Shortage of officials impacting basketball games across Basin


Kenneth Smith, president of the Permian Basin Basketball Officials Association, hates picking up the phone to inform a coach that there aren’t enough officials available for a game, but he has no choice.

With not enough basketball officials working for a game, Smith has to make these calls almost every day. Most affected by this shortage are sub-varsity level games, but there are times when varsity games are affected. In some cases, the shortage has forced some coaches at their respective schools to fill in and officiate the games. If no one can fill in at the sub-varsity games, the coaches may have no choice but to cancel.

Smith said the entire chapter has 79 members and the PBBOA needs 120 members to comfortably cover one of the largest areas in the state, stretching west to Van Horn, to Lamesa and Denver City, to Sanderson and south to the Presidio and as far east as Westbrook and Colorado City. In the past, the chapter averaged about 90 members, but those numbers have been declining, Smith said.

“We have several games where we can only send one official to a game,” Smith said. “A lot of times we have to call that coach and say, ‘Hey coach, I’m sorry, but we don’t have any officials for you tonight.’ It’s very frustrating, I know, on their part, but especially on our part.”

Smith, they have attempted to recruit new members, but the association has not seen that number increase in the two years since he has been President. This problem is not limited to the pool as there is a national shortage of referees working not only for basketball but for other sports as well.

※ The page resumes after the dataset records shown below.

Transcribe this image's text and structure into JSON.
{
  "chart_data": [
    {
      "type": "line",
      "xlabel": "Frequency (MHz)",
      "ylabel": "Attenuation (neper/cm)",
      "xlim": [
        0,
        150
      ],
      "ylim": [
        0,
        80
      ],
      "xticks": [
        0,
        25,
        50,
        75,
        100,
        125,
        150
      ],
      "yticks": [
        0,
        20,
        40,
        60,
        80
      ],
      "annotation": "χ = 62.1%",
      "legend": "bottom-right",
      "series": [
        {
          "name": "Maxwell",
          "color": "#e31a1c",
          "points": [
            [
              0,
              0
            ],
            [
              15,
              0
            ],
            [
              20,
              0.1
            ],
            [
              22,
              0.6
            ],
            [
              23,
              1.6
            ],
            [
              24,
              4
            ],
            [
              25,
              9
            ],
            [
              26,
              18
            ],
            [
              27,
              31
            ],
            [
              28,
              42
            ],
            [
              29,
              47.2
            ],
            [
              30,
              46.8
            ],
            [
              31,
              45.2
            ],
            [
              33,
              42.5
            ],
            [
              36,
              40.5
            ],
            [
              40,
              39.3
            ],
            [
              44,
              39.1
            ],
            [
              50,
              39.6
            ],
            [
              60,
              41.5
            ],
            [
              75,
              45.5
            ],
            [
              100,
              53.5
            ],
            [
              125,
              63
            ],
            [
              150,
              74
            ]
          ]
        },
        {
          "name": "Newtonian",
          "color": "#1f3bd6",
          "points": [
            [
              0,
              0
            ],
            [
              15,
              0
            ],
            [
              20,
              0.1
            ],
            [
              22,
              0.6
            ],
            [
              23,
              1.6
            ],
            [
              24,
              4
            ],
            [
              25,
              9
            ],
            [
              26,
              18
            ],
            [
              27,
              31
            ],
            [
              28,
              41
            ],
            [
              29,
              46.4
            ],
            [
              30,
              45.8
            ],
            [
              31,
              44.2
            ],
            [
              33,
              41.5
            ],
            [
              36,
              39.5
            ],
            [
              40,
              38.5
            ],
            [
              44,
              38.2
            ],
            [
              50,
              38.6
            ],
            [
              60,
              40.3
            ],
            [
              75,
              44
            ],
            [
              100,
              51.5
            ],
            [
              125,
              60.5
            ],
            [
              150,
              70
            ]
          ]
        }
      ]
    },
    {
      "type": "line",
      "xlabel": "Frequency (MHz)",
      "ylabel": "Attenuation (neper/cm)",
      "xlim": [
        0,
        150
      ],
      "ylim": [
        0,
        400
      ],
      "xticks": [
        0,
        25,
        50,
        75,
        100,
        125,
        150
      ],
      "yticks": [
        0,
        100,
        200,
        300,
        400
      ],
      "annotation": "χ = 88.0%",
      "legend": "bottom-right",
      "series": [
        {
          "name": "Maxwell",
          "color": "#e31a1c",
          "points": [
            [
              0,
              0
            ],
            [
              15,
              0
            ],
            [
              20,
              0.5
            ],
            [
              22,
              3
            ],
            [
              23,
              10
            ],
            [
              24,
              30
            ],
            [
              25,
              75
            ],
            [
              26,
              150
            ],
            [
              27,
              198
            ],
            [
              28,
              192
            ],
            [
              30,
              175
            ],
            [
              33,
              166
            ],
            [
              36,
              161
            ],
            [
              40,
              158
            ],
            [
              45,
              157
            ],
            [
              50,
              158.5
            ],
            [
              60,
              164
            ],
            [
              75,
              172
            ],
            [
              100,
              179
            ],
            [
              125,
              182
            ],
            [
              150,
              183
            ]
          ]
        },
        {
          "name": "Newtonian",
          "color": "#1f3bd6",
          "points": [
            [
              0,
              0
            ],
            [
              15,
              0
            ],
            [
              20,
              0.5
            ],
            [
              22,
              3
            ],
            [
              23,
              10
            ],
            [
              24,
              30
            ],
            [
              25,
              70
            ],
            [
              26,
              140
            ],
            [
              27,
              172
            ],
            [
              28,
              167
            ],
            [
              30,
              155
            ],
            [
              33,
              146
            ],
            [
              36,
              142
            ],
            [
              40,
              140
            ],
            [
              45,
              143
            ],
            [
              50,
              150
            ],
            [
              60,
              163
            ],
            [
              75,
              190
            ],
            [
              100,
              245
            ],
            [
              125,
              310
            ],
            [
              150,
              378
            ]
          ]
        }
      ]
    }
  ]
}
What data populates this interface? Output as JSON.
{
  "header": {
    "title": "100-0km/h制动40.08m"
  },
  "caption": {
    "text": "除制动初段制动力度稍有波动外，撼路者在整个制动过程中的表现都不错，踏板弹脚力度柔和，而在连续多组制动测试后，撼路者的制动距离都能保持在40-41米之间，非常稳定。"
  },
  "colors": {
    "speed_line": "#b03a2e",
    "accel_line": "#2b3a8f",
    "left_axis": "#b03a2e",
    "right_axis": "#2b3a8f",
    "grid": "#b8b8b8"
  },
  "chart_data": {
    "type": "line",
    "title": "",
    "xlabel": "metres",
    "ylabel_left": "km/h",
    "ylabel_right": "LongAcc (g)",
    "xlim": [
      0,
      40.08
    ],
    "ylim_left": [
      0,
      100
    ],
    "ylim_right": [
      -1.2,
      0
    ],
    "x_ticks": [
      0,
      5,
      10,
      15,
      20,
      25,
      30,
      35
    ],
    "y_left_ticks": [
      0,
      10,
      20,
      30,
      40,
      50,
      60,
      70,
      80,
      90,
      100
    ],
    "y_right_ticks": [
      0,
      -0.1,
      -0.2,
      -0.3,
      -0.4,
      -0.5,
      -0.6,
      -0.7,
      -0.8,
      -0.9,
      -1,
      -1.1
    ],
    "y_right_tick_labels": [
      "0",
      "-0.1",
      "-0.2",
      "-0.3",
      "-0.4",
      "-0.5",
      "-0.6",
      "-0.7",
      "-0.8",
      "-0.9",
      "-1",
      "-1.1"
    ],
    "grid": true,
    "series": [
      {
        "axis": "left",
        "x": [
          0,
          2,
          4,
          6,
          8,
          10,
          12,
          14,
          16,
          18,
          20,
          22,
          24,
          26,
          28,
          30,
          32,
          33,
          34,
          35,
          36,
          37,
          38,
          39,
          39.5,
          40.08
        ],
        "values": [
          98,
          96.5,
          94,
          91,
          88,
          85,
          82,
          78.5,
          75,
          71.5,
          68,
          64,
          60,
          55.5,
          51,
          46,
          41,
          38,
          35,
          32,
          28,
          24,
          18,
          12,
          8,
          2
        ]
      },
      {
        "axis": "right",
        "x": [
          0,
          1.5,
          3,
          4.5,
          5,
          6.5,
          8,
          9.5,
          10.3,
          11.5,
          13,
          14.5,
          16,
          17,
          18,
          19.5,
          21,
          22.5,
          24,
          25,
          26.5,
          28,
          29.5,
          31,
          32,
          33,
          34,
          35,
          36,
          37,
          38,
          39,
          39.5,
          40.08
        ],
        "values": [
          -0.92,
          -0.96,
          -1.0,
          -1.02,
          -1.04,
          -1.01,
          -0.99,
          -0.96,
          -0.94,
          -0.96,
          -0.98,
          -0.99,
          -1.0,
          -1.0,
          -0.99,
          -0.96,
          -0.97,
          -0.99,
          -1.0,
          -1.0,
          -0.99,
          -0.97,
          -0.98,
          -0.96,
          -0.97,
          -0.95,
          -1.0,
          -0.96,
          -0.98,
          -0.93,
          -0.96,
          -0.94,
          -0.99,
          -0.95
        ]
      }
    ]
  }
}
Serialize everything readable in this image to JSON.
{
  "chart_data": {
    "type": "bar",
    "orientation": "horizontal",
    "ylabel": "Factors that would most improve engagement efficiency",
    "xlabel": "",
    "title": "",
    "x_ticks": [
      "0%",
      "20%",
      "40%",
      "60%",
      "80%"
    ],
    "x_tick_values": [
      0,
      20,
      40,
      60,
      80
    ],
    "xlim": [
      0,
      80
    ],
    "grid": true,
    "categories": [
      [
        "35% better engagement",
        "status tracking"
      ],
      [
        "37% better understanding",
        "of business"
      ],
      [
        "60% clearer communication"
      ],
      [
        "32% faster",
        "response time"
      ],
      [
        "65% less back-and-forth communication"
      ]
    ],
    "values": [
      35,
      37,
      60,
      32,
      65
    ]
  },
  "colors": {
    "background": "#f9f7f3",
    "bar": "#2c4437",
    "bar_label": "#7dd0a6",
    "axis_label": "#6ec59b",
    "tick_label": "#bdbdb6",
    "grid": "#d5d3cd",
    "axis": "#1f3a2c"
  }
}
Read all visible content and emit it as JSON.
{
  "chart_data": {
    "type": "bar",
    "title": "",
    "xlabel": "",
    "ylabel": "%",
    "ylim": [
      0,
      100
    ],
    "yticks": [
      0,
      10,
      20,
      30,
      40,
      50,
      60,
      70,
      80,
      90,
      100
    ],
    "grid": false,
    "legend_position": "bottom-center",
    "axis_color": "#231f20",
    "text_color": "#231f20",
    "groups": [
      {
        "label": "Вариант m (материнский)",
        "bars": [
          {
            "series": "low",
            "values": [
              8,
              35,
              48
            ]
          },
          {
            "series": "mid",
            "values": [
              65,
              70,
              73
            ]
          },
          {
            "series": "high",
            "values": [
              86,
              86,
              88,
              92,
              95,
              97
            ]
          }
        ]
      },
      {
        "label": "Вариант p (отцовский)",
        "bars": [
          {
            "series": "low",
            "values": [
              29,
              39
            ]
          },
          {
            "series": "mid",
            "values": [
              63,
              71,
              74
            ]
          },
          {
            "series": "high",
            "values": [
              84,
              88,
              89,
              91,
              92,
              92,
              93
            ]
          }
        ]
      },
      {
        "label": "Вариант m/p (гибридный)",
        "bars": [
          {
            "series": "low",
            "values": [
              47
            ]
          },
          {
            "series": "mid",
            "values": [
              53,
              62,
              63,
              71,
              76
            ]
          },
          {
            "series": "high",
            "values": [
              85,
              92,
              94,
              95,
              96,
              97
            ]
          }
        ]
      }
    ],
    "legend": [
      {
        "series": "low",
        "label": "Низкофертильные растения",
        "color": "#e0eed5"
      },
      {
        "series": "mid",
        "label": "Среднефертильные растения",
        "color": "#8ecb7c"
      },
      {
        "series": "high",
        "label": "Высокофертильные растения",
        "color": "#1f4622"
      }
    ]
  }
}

Smith said some parents’ behavior at games made it harder to recruit new members. Smith, a former boys’ basketball coach at Midland Christian, said he tried to recruit some of his former players to become officers, but because they saw how some officers were treated, they turned it down. And Smith, this behavior by some fans has only gotten worse over the years.

“I’ve done my research and 70% of officials don’t make it past year three and a lot of that is because of the way they are treated by the fans,” Smith said. “It’s very difficult when you’re trying to go in and recruit and you’re trying to go in and build your chapter.”

Smith said the pay is competitive enough and it’s a chance for people to make some good extra cash during the season. A varsity official earns $75 per game plus travel expenses, while sub-varsity officials also earn $55 plus travel expenses.

“During the COVID situation when people were laid off we thought our numbers would skyrocket but a lot of people didn’t want to risk going out on the pitch and things like that when COVID is circulating and that’s understandable. ” he said.

Smith said it’s also important to recruit new members soon as the chapter ages.

“We need a big, strong youth movement to give them experience and to replace all the veterans when they retire,” he said.